Think of the distributed parties in a supply chain as “matryoshka dolls.” They are assembled together based on set parameters like size and shape. Similarly, parties in the supply chain set parameters for transactions. With each recorded transaction in the supply chain, the dolls are assembled into one form- representing consensus on the data among parties. An odd doll will not fit, nor will ill-recorded or forged data. The transaction data is therefore verified by peer consensus and secured by the layers of encryption each party (matryoshka doll) gives. At any point in the supply chain, a hacker would need to remove all the layers of encryption (dolls from the formation), in order to alter the data.

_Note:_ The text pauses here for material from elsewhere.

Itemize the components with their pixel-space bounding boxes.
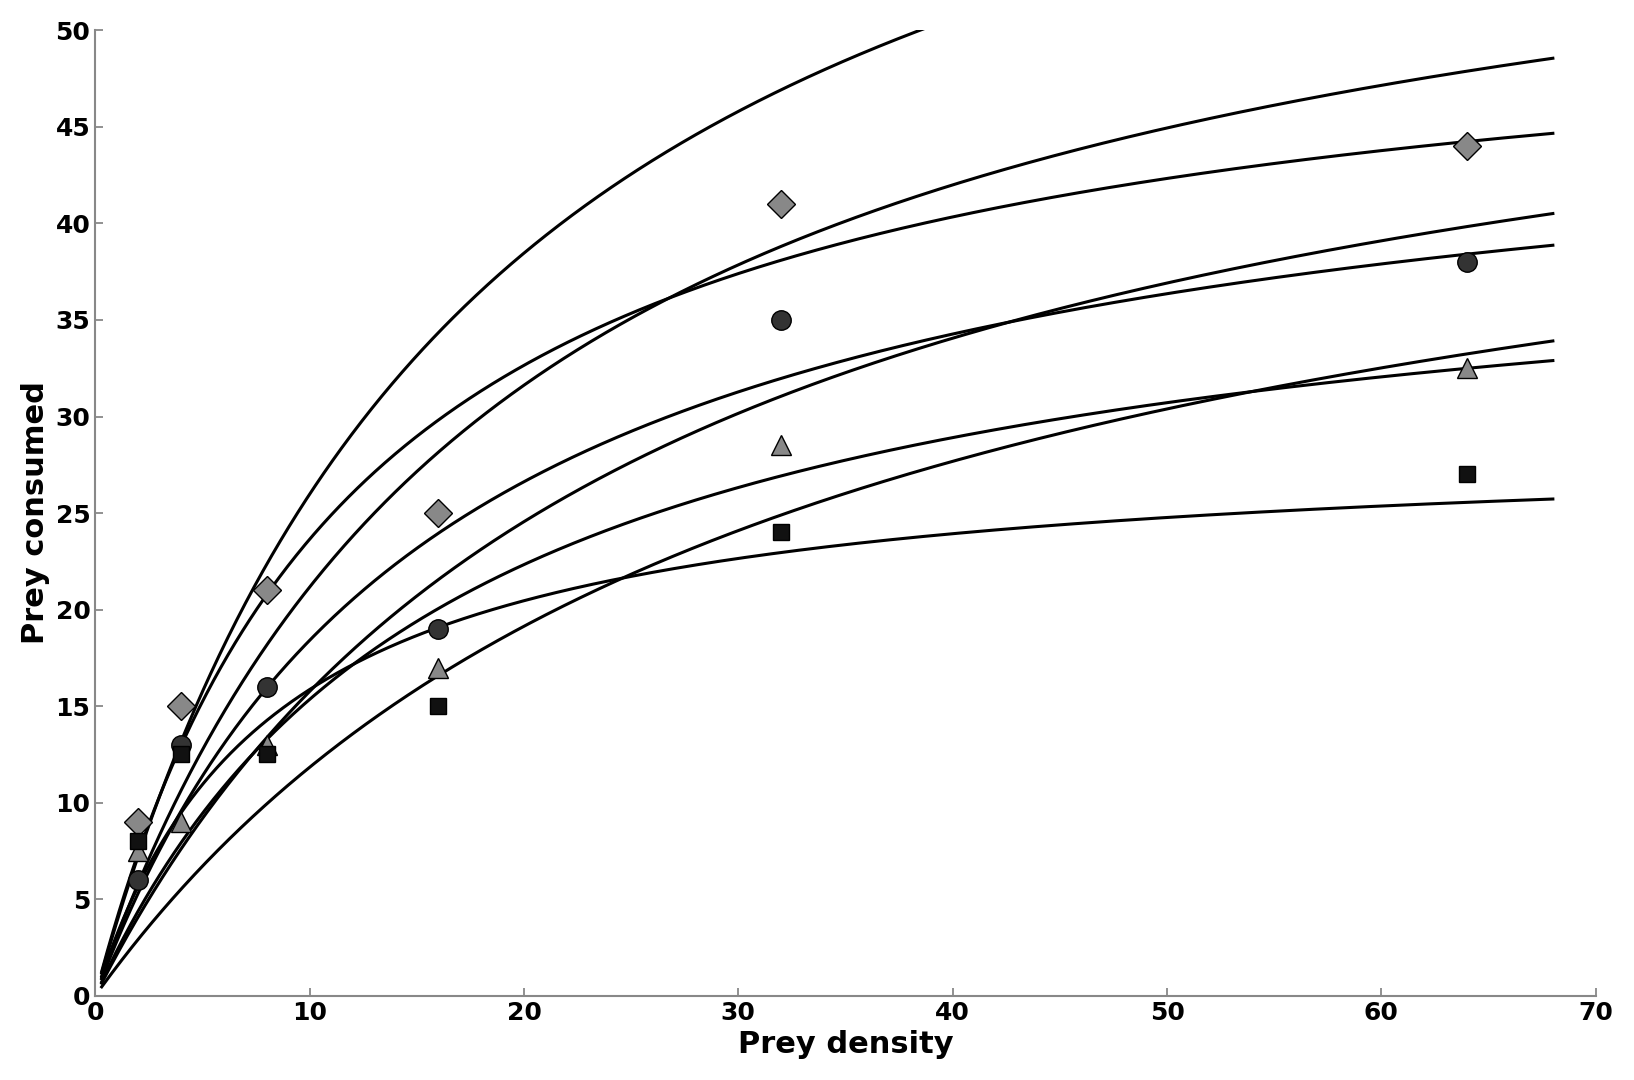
Y-axis label: Prey consumed: Prey consumed [21,381,49,645]
X-axis label: Prey density: Prey density [737,1030,953,1059]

According to an article by Deloitte, blockchain operates using the following principles:
- Distributed verification: consensus amongst distributed parties within a network removes the need for an intermediary to validate transactions
- Digital signatures: allows users to remain anonymous while still having unique accounts
- Immutability: recorded transactions cannot easily be changed, allowing for a secure system
- Time-stamped transactions: allows for easy tracking by recording date and time
- Consortium networks: private networks can be established, limiting access to the network
- Smart contracts: transactions can be automatically executed once defined conditions are met
Is blockchain a disruptor?
The main principle of blockchain is that it removes the need for a central authority, or intermediary to verify transactions, replacing it with a distributed ledger (peer-consensus) as a tool for data verification. In the world of finance this means that banks are eliminated from the equation. This, of course, means blockchain has the potential to turn the current system of financial and government operations on its head.
Deloitte has identified three potential barriers to blockchain:
- Regulations: blockchain presents a fundamentally different way for industries to function, and while regulators are closely examining its effects, there are still regulatory uncertainties which prevent its broad-scale adoption
- Awareness: lack of public understanding around how the technology works, and its applications outside of bitcoin
- Culture of resistance: given the radical transformation blockchain offers by removing the central authority, it is expected that it will face resistance, so it is important to reveal how blockchain can be smoothly integrated
Building with the buzz
Blockchain is today, what the internet was in the early 1990s. Just like internet has made search and communication faster and cheaper, blockchain has the potential to make data transactions more efficient and secure. Peer Ledger has been named by Deloitte in it’s 2018 report, “Tracking the Trends: 10 issues shaping mining in the year ahead”, as an example of how “blockchain enabled solutions could transform the relationship with mining companies and communities.”
With the adoption of new technology, there are constant changes and challenges accompanying the buzz. As the world adapts to blockchain and its use spreads exponentially, the focus is on how blockchain can be integrated into our current systems with the best transition.